The EU has joined Pax Silica at the moment AI supply chains are becoming a political club, not just a purchasing problem.
The European Union has now stepped into Washington's Pax Silica project, and you shouldn't treat that as another harmless summit communique. According to the Financial Times, the EU, the Netherlands, Germany and Greece joined the US-led effort at a Washington summit on June 23, adding their weight to a bloc built around AI chips, critical minerals, energy and the rest of the supply chain China is trying to bend toward itself.
That is the real story. The West isn't only arguing about who gets Nvidia chips next quarter. It is drawing a map of who belongs inside trusted AI infrastructure and who gets managed from the outside.
Pax Silica was launched by the US last year as a supply chain security initiative, with Jacob Helberg, the State Department's under-secretary for economic affairs, as one of its main architects. The Financial Times reported that Argentina, Chile, Costa Rica, Kazakhstan and Panama are also expected to join this week, taking participation to 24 countries. That expansion tells you the project has moved beyond a narrow chip club. It now reaches from mineral corridors to data centers and industrial training.
The language is tidy. The politics isn't.
For Washington, Pax Silica is a way to build a network around AI before China does the same through subsidies, mineral leverage and infrastructure deals. For Europe, it is more awkward. Brussels has spent years talking about strategic autonomy, tech sovereignty and the need to avoid dependence on either Beijing or Washington. Then the AI supply chain showed up with TSMC at one end, Nvidia in the middle, and South Korean memory suppliers sitting on one of the scarcest parts of the stack. Principles get tested when the hardware is scarce.
The companies inside this perimeter already know what that scarcity is worth. SK Hynix and Samsung remain central to high-bandwidth memory, the stacked memory used in the most powerful AI accelerators. Micron is trying to gain ground, but Nvidia's AI systems still lean heavily on South Korean HBM supply. TSMC sits in an even stronger position in advanced logic chips, with a commanding share of leading-edge foundry production and a customer list that includes Nvidia, Apple, AMD and Qualcomm. If you're building AI infrastructure in Europe, you may speak the language of independence. Your bill of materials speaks Taiwanese, Korean and American.
That doesn't make Pax Silica meaningless. It makes it more consequential.
The supply chain is now a foreign policy tool
The old mistake was to treat semiconductors as a procurement issue. You priced the chip, booked the capacity and worried about delivery. That world is gone. Since 2022, US export controls have repeatedly tightened access to advanced chips and manufacturing tools for China. The Netherlands has already felt that pressure through restrictions around ASML, the Dutch company whose lithography systems sit at the heart of advanced chipmaking. Nobody serious thinks those decisions happen in a vacuum.
Now Europe is inside the room where those pressures are organized.

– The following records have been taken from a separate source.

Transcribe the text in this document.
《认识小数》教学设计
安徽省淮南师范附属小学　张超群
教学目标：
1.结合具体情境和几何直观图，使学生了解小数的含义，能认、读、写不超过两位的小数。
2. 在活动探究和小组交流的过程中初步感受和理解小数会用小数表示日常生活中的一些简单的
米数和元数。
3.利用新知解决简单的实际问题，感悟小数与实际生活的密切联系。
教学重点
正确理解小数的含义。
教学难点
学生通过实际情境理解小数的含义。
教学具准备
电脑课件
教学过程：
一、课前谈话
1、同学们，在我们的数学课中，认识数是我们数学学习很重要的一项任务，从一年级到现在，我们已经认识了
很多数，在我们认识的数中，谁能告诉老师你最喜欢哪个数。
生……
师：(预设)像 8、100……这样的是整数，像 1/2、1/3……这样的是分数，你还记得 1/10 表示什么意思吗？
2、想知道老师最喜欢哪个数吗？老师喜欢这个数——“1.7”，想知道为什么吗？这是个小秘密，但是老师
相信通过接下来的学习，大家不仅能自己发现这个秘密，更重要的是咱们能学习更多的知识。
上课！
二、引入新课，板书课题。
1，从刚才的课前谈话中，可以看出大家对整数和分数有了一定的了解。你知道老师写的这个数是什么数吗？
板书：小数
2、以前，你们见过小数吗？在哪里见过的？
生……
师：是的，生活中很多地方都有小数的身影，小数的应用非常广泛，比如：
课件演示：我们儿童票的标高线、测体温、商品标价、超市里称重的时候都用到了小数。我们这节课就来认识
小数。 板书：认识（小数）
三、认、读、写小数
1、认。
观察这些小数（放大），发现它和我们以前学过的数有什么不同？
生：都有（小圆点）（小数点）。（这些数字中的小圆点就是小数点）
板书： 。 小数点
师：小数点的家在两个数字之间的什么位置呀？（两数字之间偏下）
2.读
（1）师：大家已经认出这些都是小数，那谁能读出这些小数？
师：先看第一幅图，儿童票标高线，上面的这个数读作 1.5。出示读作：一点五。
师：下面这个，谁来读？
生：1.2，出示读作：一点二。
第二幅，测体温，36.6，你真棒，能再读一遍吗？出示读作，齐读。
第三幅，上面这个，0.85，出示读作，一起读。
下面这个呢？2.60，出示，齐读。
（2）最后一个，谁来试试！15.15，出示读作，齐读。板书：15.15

The Commission can still say its own export control rules and investment screening processes remain intact. That may be formally true. But alliances create habits before they create legal obligations. Once you sit in a US-led supply chain framework designed to coordinate trusted technology ecosystems, every future decision about AI chips carries a political expectation. If Washington asks partners to tighten access to a class of accelerators, European capitals will have to explain why they won't.
That is where France's discomfort makes sense, even if Paris doesn't get to win the argument. A Europe that wants more semiconductor independence can't build it by press release. The EU Chips Act was meant to push the bloc toward more domestic capacity, and TSMC's Dresden project gives Europe a real manufacturing foothold in automotive and industrial chips. But the highest-end AI stack is still somewhere else. Advanced GPUs, HBM, packaging and foundry capacity remain concentrated in a small group of companies outside the EU.
Founders should read this plainly. If you're selling AI infrastructure, model hosting, robotics or defense software in Europe, your supply chain assumptions are now geopolitical assumptions. A chip that is available today may be restricted tomorrow. A supplier that looks commercial on paper may be operating inside an alliance structure that decides who gets priority when capacity tightens.
Frankly, that's not a side issue. It is the business.
The FT also reported that Pax Silica is adding a memorandum of understanding with Stanford University on AI manufacturing curricula and that the US plans economic security zones in Kazakhstan and the Philippines. Those details matter because they show the project isn't only about blocking China. It is also about training workers, locking down minerals and creating preferred routes for the physical inputs AI needs before a data center ever switches on.
The EU has joined because the alternative is standing outside a club that already includes many of the suppliers and allies it needs. That is a practical decision. But practical decisions have consequences. Europe can keep talking about autonomy, and it should. Just don't confuse autonomy with a seat at someone else's table.